An Endzeitgeist.com review
This installment of the Adventure Path Iconics-series clocks in at 19 pages, 1 page front cover, 1 page SRD, leaving us with 17 pages of content, so let’s take a look!
Now, first things first: The respective NPCs are made with a 20-pt.-buy option in mind, but we get scaling notes for both 15 and 25 pt. buy campaigns. However, no other notes for the generation process are provided – instead, we dive right into the respective pregens. The characters have all been created with the Kingmaker AP in mind, but may be used, obviously, just as well in other contexts.
Now, as a plus, each of the characters comes with notes for further advancement at higher levels. Annoyingly, spell-references there, if any, are incorrectly formatted – they are capitalized and not italicized in the advancement notes of the pdf, which is a pretty basic snafu. Plus-side: Special abilities are reprinted, if any. Each of the characters also comes with roleplaying notes as guidance for the players, a sample quote and a nice, full-color mugshot.
The first character herein would be Davor the Loresteeped, a half-orc wizard with a bonded object, who had a tough time growing up due to an absentee father. His mom did her best to raise him, though, and he did complete his apprenticeship. That’s pretty much the extent of the story here. Minor aesthetic complaint: There are two superfluous line-breaks in the AC-section – alas, not the only such glitch: The elven fighter Faunra has “CG alignment medium humanoid” in her header line; there usually is no “alignment” word here. This would also be a good moment to note that her atk-values for weapons in her statblock are absent; while it’s easy enough to discern them, it’s annoying. It should also be noted that she is carrying medium load for her Strength score, which is not reflected in her movement rate, an oversight that can be found with quite a few characters herein – it’s an uncommon choice and would be more player-friendly if it was noted somehow.
Beyond her, we get a human bard (Felix) and a dwarf barbarian (Gegig) – none of these characters come with archetypes or the like. In Gegig’s case, it’s a bit sad to see that no premade rage-modifications have been supplied as supplemental material. Gegig is also referred to incorrectly as “she” in the fast movement and rage sections.
The NeoExodus-specific races that make up the next 4 pregens, alas, fare no better: Gryn Ogyn, a prymidian ranger, is lacking CMB and CMD stats, and with Dex 16 and Improved Initiative, he should have initiative +7, not +5…and that is before the reactionary trait (which A LOT of characters herein have…without that choice making much sense). Rangi the half-giant paladin sports a similar glitch, and one of the traits and the background mentions Torag, which I’m pretty sure is an infringement on Paizo IP. He also lacks a couple of racial traits. There would also be a Sasori rogue and a p’tan cleric to complement the pregen array.

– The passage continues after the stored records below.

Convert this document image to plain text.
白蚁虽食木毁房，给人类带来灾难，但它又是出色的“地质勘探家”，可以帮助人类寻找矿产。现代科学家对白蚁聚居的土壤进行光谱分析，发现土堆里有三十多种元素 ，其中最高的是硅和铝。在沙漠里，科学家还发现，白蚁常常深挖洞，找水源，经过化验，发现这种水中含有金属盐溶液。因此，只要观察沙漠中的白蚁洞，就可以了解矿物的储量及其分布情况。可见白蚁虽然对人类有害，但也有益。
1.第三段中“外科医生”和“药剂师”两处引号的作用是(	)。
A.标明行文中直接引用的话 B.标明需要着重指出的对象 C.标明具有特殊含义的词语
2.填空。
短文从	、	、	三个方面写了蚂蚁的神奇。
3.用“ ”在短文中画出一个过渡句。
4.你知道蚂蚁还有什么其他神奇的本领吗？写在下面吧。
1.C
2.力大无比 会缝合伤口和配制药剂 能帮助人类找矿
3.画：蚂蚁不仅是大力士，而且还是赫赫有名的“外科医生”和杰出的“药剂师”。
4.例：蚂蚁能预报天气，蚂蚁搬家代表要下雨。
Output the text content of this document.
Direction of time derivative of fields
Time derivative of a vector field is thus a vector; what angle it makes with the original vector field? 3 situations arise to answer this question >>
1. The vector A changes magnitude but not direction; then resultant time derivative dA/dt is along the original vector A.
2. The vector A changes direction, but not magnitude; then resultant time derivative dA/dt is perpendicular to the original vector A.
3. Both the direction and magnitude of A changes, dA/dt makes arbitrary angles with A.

Editing and formatting, alas, are not up to the standards we require, particularly for pregens. On a formal level, minor oversights and glitches can be excused, but as soon as they start to seriously compromise the rules, things become problematic. Layout adheres toa nice 2-column full-color standard and the pdf comes fully bookmarked for your convenience. We also get a second, more printer-friendly version.
I’m sorry to say this, but I cannot recommend Gabriel Jewell’s pregens for Kingmaker. The characters sport several really nasty hiccups in the statblocks, which is baffling, considering the relative simplicity of the builds – no archetypes, no uncommon choices. The background stories are also painfully vanilla as far as I’m concerned. Finally, the pdf had a real chance with Kingmaker’s subsystems: The pdf could have noted preferred roles later, etc. Nothing. This pdf is really rushed and rather unimpressive. Compared to Legendary Games’ pregens, I can’t really find a reason to get this. I am honestly sorry, but my final verdict will be 1.5 stars, rounded up due to the nice mugshot artworks. Content-wise, I couldn’t find anything nice to say.